2. Am I balancing boldness with love? Boldness without love will be ineffective. This is why Leonard Ravenhill said that Jesus would weep before He whipped. Tears must precede boldness. Without love and a tender heart, boldness would be better defined as an angry rant. When we “speak the truth in love,” we all grow in Christian maturity (cf. Ephesians 4:15).
3. Am I truthful and compassionate? The tendency today is to avoid the truth so we don’t offend others. However, as Oswald Chambers reminds us, “The words of the Lord hurt and offend until there is nothing left to hurt and offend.” The gospel hurts before it helps; it condemns before it releases.
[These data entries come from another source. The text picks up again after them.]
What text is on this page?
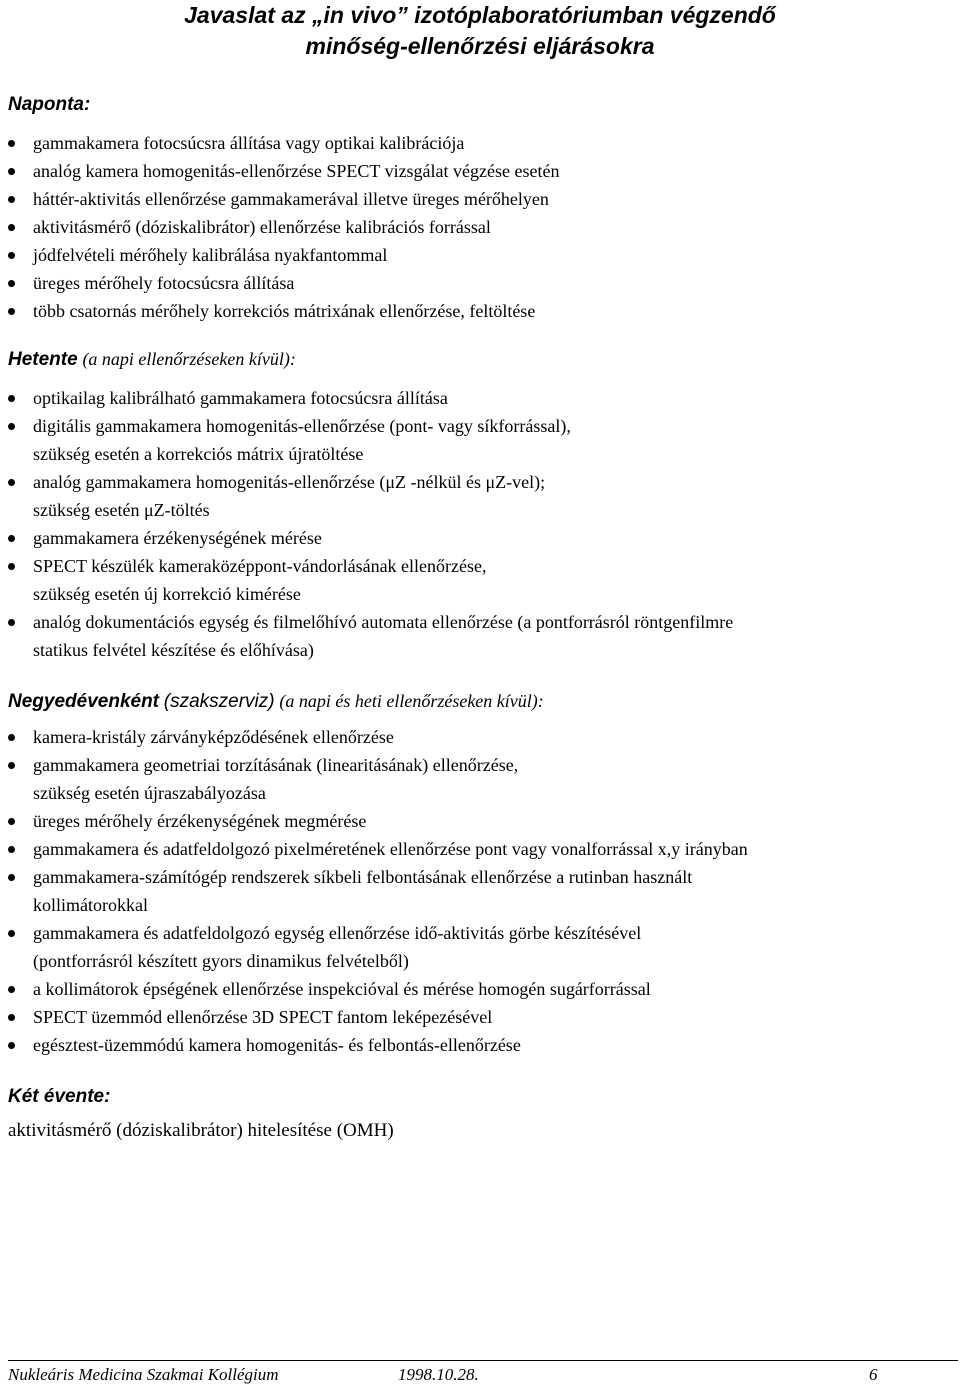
Javaslat az „in vivo” izotóplaboratóriumban végzendő
minőség-ellenőrzési eljárásokra
Naponta:
gammakamera fotocsúcsra állítása vagy optikai kalibrációja
analóg kamera homogenitás-ellenőrzése SPECT vizsgálat végzése esetén
háttér-aktivitás ellenőrzése gammakamerával illetve üreges mérőhelyen
aktivitásmérő (dóziskalibrátor) ellenőrzése kalibrációs forrással
jódfelvételi mérőhely kalibrálása nyakfantommal
üreges mérőhely fotocsúcsra állítása
több csatornás mérőhely korrekciós mátrixának ellenőrzése, feltöltése
Hetente (a napi ellenőrzéseken kívül):
optikailag kalibrálható gammakamera fotocsúcsra állítása
digitális gammakamera homogenitás-ellenőrzése (pont- vagy síkforrással),
szükség esetén a korrekciós mátrix újratöltése
analóg gammakamera homogenitás-ellenőrzése (μZ -nélkül és μZ-vel);
szükség esetén μZ-töltés
gammakamera érzékenységének mérése
SPECT készülék kameraközéppont-vándorlásának ellenőrzése,
szükség esetén új korrekció kimérése
analóg dokumentációs egység és filmelőhívó automata ellenőrzése (a pontforrásról röntgenfilmre
statikus felvétel készítése és előhívása)
Negyedévenként (szakszerviz) (a napi és heti ellenőrzéseken kívül):
kamera-kristály zárványképződésének ellenőrzése
gammakamera geometriai torzításának (linearitásának) ellenőrzése,
szükség esetén újraszabályozása
üreges mérőhely érzékenységének megmérése
gammakamera és adatfeldolgozó pixelméretének ellenőrzése pont vagy vonalforrással x,y irányban
gammakamera-számítógép rendszerek síkbeli felbontásának ellenőrzése a rutinban használt
kollimátorokkal
gammakamera és adatfeldolgozó egység ellenőrzése idő-aktivitás görbe készítésével
(pontforrásról készített gyors dinamikus felvételből)
a kollimátorok épségének ellenőrzése inspekcióval és mérése homogén sugárforrással
SPECT üzemmód ellenőrzése 3D SPECT fantom leképezésével
egésztest-üzemmódú kamera homogenitás- és felbontás-ellenőrzése
Két évente:
aktivitásmérő (dóziskalibrátor) hitelesítése (OMH)
Nukleáris Medicina Szakmai Kollégium	1998.10.28.	6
To remove everything that offends is to remove the very foundation of the gospel. Jesus was full of “full of grace and truth” (John 1:14).
4. Am I passionately praying and spending significant time worshiping the Savior? “Without the heartbeat of prayer, the body of Christ will resemble a corpse. The church is dying on her feet because she is not living on her knees” (Al Whittinghill). This statement is so convicting it needs no further commentary.
Who thinks for you? God’s Word or social media? God’s Word or liberal authors? The Holy Spirit or the Hollywood Spirit? Are you so “woke” that you’re asleep to the things of God? Cowardliness remains silent and leaves the battle for our children. That’s a price I’m not willing to pay. Are you?